Members of UE Local 150, calling on the city of Durham, North Carolina, to support a ceasefire in December, made a similar point. While UE members who work for the city can’t afford to live there, “every year, Durham residents send $4.3 million in our federal tax dollars directly to Israel’s military. This is money we need to support workers and our communities here.”

The connection between foreign policy and our pocketbooks became painfully clear in the later decades of the 20th century as employers began to move our jobs to countries which had been made “safe for capital” by U.S. military intervention.

SOLIDARITY AT HOME

Our union’s preamble, adopted at our founding convention in 1936, commits us to being “an organization which unites all workers on an industrial basis, and rank-and-file control, regardless of craft, age, sex, nationality, race, creed, or political beliefs.”

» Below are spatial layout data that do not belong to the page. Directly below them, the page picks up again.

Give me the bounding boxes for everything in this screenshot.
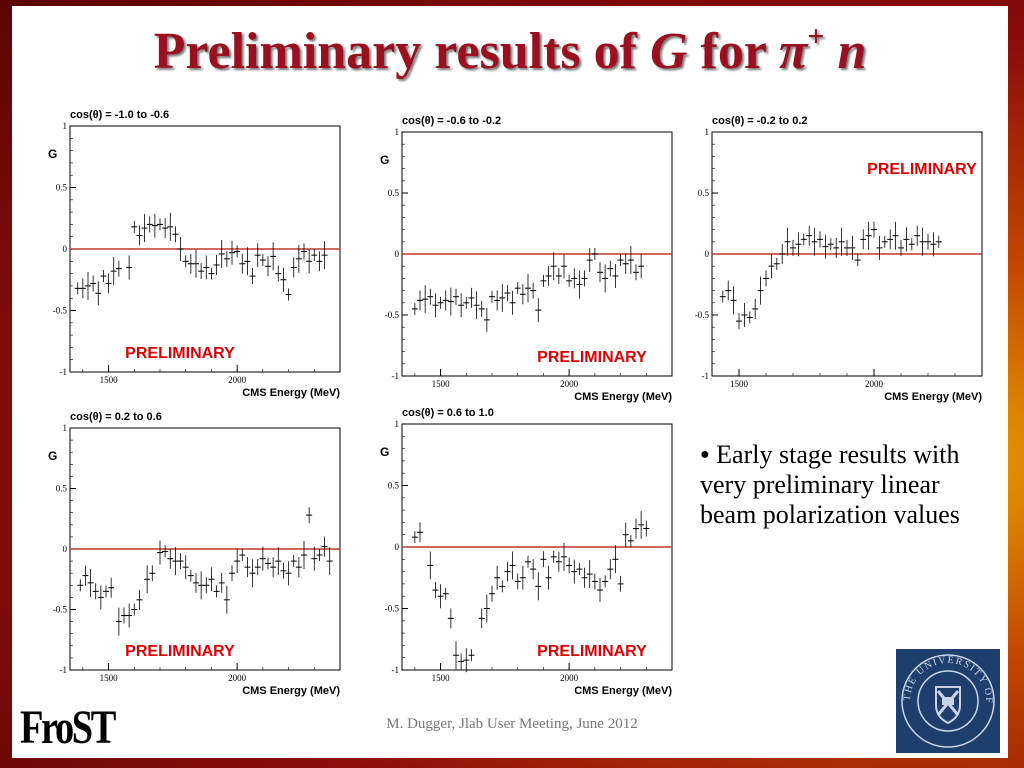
y-axis-label: G [48, 449, 57, 463]
y-tick-label: 1 [63, 121, 68, 131]
y-tick-label: 0 [705, 249, 710, 259]
y-tick-label: 1 [705, 127, 710, 137]
y-tick-label: 1 [395, 127, 400, 137]
chart-panel-3: cos(θ) = -0.2 to 0.2 -1 -0.5 0 0.5 1 1500 2000 C… [672, 110, 992, 408]
preliminary-watermark: PRELIMINARY [537, 349, 647, 366]
university-seal-icon: THE UNIVERSITY OF EDINBURGH [896, 649, 1000, 753]
y-tick-label: 0 [395, 542, 400, 552]
y-tick-label: 0.5 [388, 481, 400, 491]
y-axis-label: G [380, 445, 389, 459]
chart-title: cos(θ) = 0.6 to 1.0 [402, 407, 494, 419]
x-tick-label: 1500 [432, 673, 451, 683]
title-mid: for [687, 23, 779, 80]
y-tick-label: 0 [395, 249, 400, 259]
chart-title: cos(θ) = -0.6 to -0.2 [402, 115, 501, 127]
x-tick-label: 2000 [560, 379, 579, 389]
x-tick-label: 1500 [100, 673, 119, 683]
x-axis-label: CMS Energy (MeV) [574, 391, 672, 403]
y-tick-label: -1 [392, 665, 400, 675]
x-tick-label: 1500 [432, 379, 451, 389]
chart-panel-4: cos(θ) = 0.2 to 0.6 G -1 -0.5 0 0.5 1 1500 2000 C… [30, 406, 350, 702]
y-tick-label: -0.5 [385, 604, 400, 614]
chart-title: cos(θ) = 0.2 to 0.6 [70, 411, 162, 423]
y-tick-label: 1 [63, 423, 68, 433]
frost-logo: FroST [20, 701, 116, 754]
bullet-dot-icon: ● [700, 446, 710, 463]
slide-title: Preliminary results of G for π+ n [12, 20, 1008, 81]
y-tick-label: -0.5 [695, 310, 710, 320]
bullet-text: ● Early stage results with very prelimin… [700, 440, 990, 530]
chart-5: cos(θ) = 0.6 to 1.0 G -1 -0.5 0 0.5 1 1500 2000 C… [380, 407, 673, 697]
x-axis-label: CMS Energy (MeV) [574, 685, 672, 697]
x-tick-label: 2000 [865, 379, 884, 389]
x-axis-label: CMS Energy (MeV) [242, 387, 340, 399]
preliminary-watermark: PRELIMINARY [867, 161, 977, 178]
y-tick-label: 1 [395, 419, 400, 429]
title-n: n [837, 23, 867, 80]
y-axis-label: G [48, 147, 57, 161]
chart-4: cos(θ) = 0.2 to 0.6 G -1 -0.5 0 0.5 1 1500 2000 C… [48, 411, 341, 697]
y-tick-label: -1 [702, 371, 710, 381]
title-var: G [649, 23, 688, 80]
chart-panel-1: cos(θ) = -1.0 to -0.6 G -1 -0.5 0 0.5 1 1500 200… [30, 104, 350, 404]
x-axis-label: CMS Energy (MeV) [884, 391, 982, 403]
title-text: Preliminary results of [153, 23, 650, 80]
y-tick-label: 0 [63, 244, 68, 254]
x-axis-label: CMS Energy (MeV) [242, 685, 340, 697]
x-tick-label: 2000 [228, 673, 247, 683]
y-tick-label: 0.5 [56, 484, 68, 494]
y-tick-label: 0.5 [698, 188, 710, 198]
chart-1: cos(θ) = -1.0 to -0.6 G -1 -0.5 0 0.5 1 1500 200… [48, 109, 341, 399]
footer-text: M. Dugger, Jlab User Meeting, June 2012 [386, 716, 638, 732]
title-space [824, 23, 837, 80]
preliminary-watermark: PRELIMINARY [125, 345, 235, 362]
title-pi: π [778, 23, 808, 80]
chart-panel-5: cos(θ) = 0.6 to 1.0 G -1 -0.5 0 0.5 1 1500 2000 C… [362, 402, 682, 702]
y-tick-label: -0.5 [53, 605, 68, 615]
preliminary-watermark: PRELIMINARY [537, 643, 647, 660]
y-tick-label: -1 [392, 371, 400, 381]
bullet-content: Early stage results with very preliminar… [700, 440, 960, 529]
x-tick-label: 2000 [560, 673, 579, 683]
y-tick-label: 0 [63, 544, 68, 554]
chart-title: cos(θ) = -0.2 to 0.2 [712, 115, 808, 127]
y-tick-label: 0.5 [56, 183, 68, 193]
title-sup: + [807, 20, 825, 53]
y-tick-label: -0.5 [385, 310, 400, 320]
y-tick-label: -0.5 [53, 306, 68, 316]
y-tick-label: -1 [60, 367, 68, 377]
chart-2: cos(θ) = -0.6 to -0.2 G -1 -0.5 0 0.5 1 1500 200… [380, 115, 673, 403]
y-tick-label: 0.5 [388, 188, 400, 198]
chart-title: cos(θ) = -1.0 to -0.6 [70, 109, 169, 121]
y-tick-label: -1 [60, 665, 68, 675]
x-tick-label: 2000 [228, 375, 247, 385]
chart-panel-2: cos(θ) = -0.6 to -0.2 G -1 -0.5 0 0.5 1 1500 200… [362, 110, 682, 408]
chart-3: cos(θ) = -0.2 to 0.2 -1 -0.5 0 0.5 1 1500 2000C… [695, 115, 983, 403]
y-axis-label: G [380, 153, 389, 167]
x-tick-label: 1500 [100, 375, 119, 385]
preliminary-watermark: PRELIMINARY [125, 643, 235, 660]
x-tick-label: 1500 [730, 379, 749, 389]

That commitment to uniting all workers made it clear to us early on that immigrants, including undocumented immigrants, are fully deserving of union organization. We have consistently organized immigrant workers throughout the decades, even at times when most labor unions shunned or even attacked them. More broadly, our union has opposed the war on workers of color and immigrant workers at home as consistently as we have opposed unjust wars abroad.

The positions adopted by our union are made through a fully democratic process. Policy resolutions are submitted by locals, refined by a convention resolutions committee made up of dozens of rank-and-file delegates, and discussed on the floor where all delegates have a chance to speak. Read the pages of UE convention proceedings from the 1960s and you will find vigorous debates about the Vietnam War.

Our members know that they have the right to speak their minds about any aspect of union policy, not only at conventions but also at twice-yearly regional council meetings and at regular local membership meetings. While our membership is not immune from the political polarization that has gripped the country in recent years, the majority of our members, of all political persuasions, understand that the union’s positions are decided democratically by the members, not imposed by the leadership.

Especially in the globalized economy of the last half-century, working people must recognize that workers in other countries are no less our brothers, sisters, and siblings than the other workers in our workplaces. Our unions are the most powerful and democratic organizations we have, and we have a responsibility to use them to fight not only for a decent life for ourselves and our co-workers, but also for a world of peace and justice for all.

Carl Rosen is the general president of UE.